Suffering chronic pain? University project seeks short pieces of creative writing for online anthology
A university project is inviting those suffering chronic pain to submit what is termed as “ ‘flash’ illness writing” - short-form creative writing, from five to 150 words, which can be poetry or prose, autobiography, fiction, or a blend. The Lancaster University project, Translating Chronic Pain, which is led by Sara Wasson, says such works will form part of a public, online anthology.
The organisers say: “Chronic pain affects nearly 28 million people in the UK alone and globally affects about 20% of the adult population. People living with chronic pain repeatedly report being marginalised and stigmatised by healthcare practitioners, their personal networks, and the wider public. This invisibility is partly because chronic pain can be hard to turn into story, thanks to its jagged unpredictability, and its resistance to clear causality and cure … our project focuses on representing fragments of chronic pain experience.”
They add: “The brevity of the works produced by our network and their public availability will also make the resource immediately usable by a range of groups: pain charities can use the material in outreach and patient support, medical educators can use the material to enhance student engagement alongside clinical work, people working in healthcare policy can draw on the resource to give rich, humanising detail, and carers and members of the public can draw on the resource to help in understanding the experience of people living with chronic pain.”

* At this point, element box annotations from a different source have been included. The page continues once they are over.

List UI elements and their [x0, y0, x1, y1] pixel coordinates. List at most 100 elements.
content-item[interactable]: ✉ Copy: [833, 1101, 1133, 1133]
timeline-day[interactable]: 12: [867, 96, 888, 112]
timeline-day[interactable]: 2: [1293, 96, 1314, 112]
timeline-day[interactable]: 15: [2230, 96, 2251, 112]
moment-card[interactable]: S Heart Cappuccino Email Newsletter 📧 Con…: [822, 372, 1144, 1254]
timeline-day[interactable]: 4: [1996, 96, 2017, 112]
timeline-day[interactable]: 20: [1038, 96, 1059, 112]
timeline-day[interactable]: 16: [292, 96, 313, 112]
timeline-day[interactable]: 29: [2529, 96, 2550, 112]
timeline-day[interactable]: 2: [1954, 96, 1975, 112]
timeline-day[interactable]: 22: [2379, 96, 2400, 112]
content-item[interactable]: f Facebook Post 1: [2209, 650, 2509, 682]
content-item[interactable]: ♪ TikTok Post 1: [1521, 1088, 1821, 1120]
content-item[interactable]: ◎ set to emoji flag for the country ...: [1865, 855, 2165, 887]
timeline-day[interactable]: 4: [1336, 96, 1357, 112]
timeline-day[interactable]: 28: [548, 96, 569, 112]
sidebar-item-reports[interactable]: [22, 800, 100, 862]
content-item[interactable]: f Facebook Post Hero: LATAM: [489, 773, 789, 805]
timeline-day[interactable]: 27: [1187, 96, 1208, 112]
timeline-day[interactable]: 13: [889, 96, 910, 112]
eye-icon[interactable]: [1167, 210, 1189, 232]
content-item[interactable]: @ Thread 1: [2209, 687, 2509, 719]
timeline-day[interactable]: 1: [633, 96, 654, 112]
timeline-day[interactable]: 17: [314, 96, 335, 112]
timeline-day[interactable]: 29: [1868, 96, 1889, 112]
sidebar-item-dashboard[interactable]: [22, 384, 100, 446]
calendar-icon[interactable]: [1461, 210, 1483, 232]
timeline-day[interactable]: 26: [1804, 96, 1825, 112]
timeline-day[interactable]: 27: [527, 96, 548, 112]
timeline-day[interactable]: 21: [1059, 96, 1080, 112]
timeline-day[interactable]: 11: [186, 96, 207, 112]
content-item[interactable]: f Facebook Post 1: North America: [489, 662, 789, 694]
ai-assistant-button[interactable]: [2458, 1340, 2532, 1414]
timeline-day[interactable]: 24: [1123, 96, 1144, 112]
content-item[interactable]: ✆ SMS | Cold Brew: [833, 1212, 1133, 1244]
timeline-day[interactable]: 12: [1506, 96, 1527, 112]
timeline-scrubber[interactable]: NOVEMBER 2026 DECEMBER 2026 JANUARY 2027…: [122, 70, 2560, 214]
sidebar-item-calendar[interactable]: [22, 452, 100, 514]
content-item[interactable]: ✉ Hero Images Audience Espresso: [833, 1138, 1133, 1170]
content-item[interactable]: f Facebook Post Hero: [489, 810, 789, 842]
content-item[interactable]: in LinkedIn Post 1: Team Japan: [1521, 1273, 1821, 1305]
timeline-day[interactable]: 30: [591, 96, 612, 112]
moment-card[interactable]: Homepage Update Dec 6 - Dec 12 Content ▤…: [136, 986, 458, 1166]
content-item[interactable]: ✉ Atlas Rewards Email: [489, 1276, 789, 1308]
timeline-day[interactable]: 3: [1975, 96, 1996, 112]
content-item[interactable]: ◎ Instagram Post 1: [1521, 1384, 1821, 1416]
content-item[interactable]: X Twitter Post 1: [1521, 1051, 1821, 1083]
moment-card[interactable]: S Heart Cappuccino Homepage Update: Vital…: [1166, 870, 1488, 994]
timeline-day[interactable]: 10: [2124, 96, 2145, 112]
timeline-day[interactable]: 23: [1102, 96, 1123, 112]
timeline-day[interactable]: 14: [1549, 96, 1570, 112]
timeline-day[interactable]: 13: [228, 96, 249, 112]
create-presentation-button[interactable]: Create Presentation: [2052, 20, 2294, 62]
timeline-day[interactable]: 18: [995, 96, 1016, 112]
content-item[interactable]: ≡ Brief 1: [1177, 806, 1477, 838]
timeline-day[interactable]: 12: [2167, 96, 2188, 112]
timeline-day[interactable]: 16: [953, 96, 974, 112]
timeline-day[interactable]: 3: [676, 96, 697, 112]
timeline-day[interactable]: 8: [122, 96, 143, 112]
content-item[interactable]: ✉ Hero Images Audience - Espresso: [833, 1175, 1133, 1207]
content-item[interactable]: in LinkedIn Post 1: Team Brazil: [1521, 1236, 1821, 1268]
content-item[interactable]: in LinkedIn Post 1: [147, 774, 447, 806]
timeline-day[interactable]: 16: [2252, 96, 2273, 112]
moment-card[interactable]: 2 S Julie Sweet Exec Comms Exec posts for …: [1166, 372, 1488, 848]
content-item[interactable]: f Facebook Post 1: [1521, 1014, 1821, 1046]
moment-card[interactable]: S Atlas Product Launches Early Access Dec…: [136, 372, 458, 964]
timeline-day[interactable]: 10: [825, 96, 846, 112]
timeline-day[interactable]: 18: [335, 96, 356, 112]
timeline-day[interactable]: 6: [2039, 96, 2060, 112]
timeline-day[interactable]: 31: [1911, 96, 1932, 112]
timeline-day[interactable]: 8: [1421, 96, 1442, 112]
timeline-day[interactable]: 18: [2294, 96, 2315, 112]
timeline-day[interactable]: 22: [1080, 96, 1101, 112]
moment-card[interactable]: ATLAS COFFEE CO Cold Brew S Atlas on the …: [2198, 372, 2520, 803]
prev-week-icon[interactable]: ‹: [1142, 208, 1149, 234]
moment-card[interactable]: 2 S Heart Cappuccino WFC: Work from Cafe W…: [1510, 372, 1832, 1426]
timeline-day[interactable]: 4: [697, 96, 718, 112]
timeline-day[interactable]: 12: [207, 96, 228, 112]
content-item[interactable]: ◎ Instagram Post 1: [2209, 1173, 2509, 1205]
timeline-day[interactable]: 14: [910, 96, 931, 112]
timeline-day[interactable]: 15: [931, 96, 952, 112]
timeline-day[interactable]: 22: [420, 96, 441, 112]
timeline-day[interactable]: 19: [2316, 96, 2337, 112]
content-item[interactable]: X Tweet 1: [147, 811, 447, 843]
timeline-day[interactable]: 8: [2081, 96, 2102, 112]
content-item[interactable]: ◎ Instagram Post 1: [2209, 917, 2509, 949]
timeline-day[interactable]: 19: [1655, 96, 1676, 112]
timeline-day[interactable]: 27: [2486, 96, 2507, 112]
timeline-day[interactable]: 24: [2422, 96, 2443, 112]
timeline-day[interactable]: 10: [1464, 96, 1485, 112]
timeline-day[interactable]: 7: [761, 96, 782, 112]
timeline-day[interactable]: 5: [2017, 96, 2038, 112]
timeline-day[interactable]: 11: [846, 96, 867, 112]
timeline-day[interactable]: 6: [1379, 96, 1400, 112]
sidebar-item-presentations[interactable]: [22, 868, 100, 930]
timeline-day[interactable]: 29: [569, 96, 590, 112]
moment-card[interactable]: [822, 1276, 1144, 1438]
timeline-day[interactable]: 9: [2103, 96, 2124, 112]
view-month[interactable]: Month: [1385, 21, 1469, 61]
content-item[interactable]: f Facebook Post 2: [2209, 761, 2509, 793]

The project’s “creative manifesto” seeks work which “expresses a moment or fragment of experience of persistent pain; which takes either the perspective of a person experiencing the pain or the perspective of a witness (carer or healthcare professional); which captures any dimension of experience – physical, emotional, social, economic, institutional, medical, spiritual, or creative; which communicates in any emotional register, positive or negative; and which can be shared and used by others to try and communicate the vivid, contradictory, and diverse realities of living with chronic pain.”